Lo dejó cuando tuvo oportunidad de volver a París, luego de la caída de Napoleón. Montada sobre su engaño organizó un homenaje al general Pichegru, se atrevió a sostener que en realidad era su hija y no su sobrina y hasta consiguió que Luis XVIII le concediera una pensión en tal condición. Pero luego sería descubierta, denunciada públicamente y despojada de la pensión.
En ese clima adverso, decidió viajar al Río de la Plata al encuentro de Belgrano. Cuando llegó a Buenos Aires, él ya estaba en Tucumán y ella prefirió no alejarse de las comodidades de la capital. Se alojó frente a la Catedral y si en los primeros tiempos sus excentricidades y mentiras causaban curiosidad, con el tiempo fue generando fastidio. Terminó por quedarse sin amigos cuando Pueyrredón mandó a fusilar a los franceses Robert y Lagrese, acusados de sedición.
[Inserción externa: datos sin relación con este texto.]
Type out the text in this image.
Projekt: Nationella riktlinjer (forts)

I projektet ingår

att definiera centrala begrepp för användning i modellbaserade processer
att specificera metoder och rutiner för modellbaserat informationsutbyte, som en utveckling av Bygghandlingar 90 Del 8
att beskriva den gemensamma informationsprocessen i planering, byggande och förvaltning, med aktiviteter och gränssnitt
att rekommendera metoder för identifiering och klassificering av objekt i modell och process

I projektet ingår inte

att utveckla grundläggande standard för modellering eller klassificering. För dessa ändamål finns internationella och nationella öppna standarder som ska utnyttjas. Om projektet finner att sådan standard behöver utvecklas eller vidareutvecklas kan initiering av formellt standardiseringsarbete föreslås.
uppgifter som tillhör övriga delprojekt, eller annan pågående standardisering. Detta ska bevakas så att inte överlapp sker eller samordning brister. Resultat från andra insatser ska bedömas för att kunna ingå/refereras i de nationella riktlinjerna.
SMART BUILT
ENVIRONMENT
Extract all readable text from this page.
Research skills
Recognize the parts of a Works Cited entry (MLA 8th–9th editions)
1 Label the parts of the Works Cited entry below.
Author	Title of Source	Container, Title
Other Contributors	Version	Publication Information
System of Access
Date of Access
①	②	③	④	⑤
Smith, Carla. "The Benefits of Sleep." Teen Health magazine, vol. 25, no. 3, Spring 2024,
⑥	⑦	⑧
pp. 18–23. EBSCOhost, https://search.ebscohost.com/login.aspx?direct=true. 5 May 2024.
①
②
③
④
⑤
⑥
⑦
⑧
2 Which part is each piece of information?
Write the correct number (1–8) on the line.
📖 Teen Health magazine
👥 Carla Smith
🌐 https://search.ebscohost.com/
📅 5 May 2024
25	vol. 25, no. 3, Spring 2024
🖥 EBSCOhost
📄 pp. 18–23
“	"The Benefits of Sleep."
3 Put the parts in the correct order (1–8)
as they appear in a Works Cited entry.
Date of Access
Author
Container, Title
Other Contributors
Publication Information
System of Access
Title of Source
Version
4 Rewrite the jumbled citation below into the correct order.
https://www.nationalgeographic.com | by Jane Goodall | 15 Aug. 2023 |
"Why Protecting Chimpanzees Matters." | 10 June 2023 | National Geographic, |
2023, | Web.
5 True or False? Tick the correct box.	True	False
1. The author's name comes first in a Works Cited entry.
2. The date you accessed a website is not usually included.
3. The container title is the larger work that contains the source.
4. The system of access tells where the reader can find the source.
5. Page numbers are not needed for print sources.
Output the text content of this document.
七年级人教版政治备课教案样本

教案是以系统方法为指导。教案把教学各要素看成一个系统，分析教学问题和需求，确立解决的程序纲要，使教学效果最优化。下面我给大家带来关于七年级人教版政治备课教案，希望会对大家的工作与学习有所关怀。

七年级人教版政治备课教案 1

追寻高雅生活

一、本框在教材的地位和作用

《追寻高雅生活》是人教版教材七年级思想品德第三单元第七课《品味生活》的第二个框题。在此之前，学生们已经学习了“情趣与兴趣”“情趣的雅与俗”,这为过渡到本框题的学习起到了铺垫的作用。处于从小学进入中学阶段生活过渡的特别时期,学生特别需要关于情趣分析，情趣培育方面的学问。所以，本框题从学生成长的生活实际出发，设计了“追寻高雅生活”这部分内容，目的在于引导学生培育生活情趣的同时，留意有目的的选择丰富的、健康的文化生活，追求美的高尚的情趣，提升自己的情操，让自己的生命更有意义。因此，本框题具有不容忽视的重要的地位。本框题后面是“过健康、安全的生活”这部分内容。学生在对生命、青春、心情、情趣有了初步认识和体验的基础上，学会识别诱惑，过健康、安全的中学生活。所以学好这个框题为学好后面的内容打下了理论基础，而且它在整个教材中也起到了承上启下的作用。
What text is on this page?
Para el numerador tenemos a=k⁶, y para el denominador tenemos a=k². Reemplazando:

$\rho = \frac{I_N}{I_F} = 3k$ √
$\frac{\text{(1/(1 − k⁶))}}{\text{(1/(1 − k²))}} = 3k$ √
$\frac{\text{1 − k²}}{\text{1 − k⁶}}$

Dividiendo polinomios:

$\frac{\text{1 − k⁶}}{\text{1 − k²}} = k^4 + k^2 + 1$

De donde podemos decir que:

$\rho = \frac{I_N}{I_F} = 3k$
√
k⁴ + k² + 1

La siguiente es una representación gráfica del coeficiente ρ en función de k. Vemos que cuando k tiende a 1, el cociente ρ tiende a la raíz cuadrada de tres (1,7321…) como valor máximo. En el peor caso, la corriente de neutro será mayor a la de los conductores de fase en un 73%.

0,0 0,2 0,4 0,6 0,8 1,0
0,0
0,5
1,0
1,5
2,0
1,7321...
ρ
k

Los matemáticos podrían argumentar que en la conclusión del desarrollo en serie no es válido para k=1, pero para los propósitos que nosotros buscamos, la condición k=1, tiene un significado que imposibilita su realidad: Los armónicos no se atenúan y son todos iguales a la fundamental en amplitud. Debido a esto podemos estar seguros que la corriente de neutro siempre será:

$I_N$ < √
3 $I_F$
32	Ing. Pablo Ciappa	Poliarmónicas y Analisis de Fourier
Le conceden un pasaporte para librarse de ella y en julio de 1819 embarca rumbo a Montevideo, desde donde escribe a Belgrano una extensa carta que no se sabe si él alguna vez leyó. Para ese entonces ya había sido padre de Manuela, se habían agravado sus problemas de salud y desde la llegada de Pichegru, tuvo el tino o la fortuna de no encontrarse nunca con ella en estas tierras.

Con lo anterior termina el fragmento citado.